When it comes to voter preference, a candidate’s positions on the issues count. But some may check a name on a ballot for a more primal reason: the candidate’s stature.

Researchers at Texas Tech University suggest that height affects voters’ preference in political leaders, possibly for instinctive reasons going back to caveman days.

The findings were published in the journal Social Science Quarterly by political science professor Gregg Murray and graduate student David Schmitz.

"A near-universal fear of snakes and a preference for unhealthy fatty foods likely evolved from a time when snakes were a common threat and caloric intake was uncertain,” Murray says.  “We believe similar traits exist in politics."

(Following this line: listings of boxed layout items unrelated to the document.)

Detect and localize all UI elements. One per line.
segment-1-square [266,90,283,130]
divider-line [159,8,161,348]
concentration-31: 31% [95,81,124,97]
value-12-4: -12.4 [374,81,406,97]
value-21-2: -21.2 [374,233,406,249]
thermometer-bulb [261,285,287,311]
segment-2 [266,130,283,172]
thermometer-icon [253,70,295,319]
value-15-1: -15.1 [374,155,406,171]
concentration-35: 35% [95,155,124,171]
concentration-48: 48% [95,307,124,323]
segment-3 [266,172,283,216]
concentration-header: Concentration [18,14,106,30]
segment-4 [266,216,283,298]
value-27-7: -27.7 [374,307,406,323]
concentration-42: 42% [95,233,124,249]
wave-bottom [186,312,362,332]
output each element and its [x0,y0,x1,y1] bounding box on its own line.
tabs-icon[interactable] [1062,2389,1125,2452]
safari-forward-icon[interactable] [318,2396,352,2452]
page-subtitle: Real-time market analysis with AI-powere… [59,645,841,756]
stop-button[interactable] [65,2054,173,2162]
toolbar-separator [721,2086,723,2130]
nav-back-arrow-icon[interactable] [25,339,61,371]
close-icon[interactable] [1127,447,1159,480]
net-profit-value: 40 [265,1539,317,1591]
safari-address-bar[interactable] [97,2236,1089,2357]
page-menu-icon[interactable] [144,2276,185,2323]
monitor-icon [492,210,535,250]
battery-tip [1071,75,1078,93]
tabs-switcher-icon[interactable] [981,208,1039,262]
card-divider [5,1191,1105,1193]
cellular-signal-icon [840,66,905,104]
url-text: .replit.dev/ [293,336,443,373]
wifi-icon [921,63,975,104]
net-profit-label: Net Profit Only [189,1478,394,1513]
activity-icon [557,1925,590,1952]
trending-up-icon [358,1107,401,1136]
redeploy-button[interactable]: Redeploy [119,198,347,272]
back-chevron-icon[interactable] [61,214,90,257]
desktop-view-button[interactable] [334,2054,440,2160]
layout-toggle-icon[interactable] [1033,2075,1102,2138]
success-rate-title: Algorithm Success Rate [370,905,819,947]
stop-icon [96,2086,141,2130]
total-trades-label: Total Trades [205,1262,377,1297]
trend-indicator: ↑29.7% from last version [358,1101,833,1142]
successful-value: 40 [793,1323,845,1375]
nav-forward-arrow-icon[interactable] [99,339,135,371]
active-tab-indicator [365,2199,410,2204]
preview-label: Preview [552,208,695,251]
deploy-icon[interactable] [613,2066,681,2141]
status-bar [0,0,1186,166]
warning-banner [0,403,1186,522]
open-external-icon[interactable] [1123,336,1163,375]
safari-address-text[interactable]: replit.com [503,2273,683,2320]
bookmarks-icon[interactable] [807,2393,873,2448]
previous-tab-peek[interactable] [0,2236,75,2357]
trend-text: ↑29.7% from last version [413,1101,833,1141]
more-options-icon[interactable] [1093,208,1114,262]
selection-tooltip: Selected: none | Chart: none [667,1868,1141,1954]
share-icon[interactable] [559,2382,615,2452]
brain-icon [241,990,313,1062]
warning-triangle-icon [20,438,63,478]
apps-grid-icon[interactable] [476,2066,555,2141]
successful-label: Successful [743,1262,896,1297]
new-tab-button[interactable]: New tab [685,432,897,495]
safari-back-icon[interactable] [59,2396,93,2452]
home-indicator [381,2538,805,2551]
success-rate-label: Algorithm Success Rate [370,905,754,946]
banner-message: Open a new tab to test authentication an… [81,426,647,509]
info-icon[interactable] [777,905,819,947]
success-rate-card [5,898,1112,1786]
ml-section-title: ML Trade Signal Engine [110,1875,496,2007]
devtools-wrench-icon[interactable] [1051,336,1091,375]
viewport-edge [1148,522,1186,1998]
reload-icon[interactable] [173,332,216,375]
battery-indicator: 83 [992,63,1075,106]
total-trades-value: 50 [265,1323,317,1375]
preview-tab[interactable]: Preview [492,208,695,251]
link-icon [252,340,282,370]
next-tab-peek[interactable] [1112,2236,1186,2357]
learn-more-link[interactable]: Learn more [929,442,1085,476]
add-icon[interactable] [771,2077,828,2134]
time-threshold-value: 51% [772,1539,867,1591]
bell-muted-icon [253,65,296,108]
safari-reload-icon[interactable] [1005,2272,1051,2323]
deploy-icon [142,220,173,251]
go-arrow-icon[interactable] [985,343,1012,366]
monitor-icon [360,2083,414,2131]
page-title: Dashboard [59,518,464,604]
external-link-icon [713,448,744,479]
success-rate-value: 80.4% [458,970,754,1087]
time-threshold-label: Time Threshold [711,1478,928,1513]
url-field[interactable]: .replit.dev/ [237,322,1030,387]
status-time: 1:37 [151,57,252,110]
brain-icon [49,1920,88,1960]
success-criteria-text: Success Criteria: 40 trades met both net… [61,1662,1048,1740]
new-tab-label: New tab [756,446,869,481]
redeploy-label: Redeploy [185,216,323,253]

The authors point to what’s called the "big man" tribal leadership of many ancient societies, as well as the impact of physical strength on status in the animal kingdom. And they note that the taller candidate has won 58 percent of U.S. presidential elections between 1789 and 2008.

Abraham Lincoln, at 193 centimeters, was one of our tallest presidents. He loomed over his second opponent, Stephen A. Douglas, who stood just 163 centimeters.
Abraham Lincoln, at 193 centimeters, was one of our tallest presidents. He loomed over his second opponent, Stephen A. Douglas, who stood just 163 centimeters.

The authors asked 467 American and foreign-born college students to draw a figure that represented their concept of a "typical citizen" and an "ideal national leader" before being asked to draw both figures together. Sixty-four percent drew the leader taller than the citizen.

The researchers then asked the students to assess themselves as leaders and potential political candidates. The results revealed a statistically significant association between height and the students’ self-assessment as leaders.

Researcher Schmitz writes that "culture and environment alone cannot explain how a preference for taller leaders is a near-universal trait we see in different cultures today, as well as in societies ranging from ancient Mayans, to pre-classical Greeks and even animals."  

At 185 centimeters - 6'1" - Barack Obama was noticeably taller than his 173-centimeer (5'8") Republican opponent, John McCain, in 2008. But at least two of his potential opponents in 2012 - former governors Rick Perry and Mitt Romney - are as tall, or a little taller, than the president.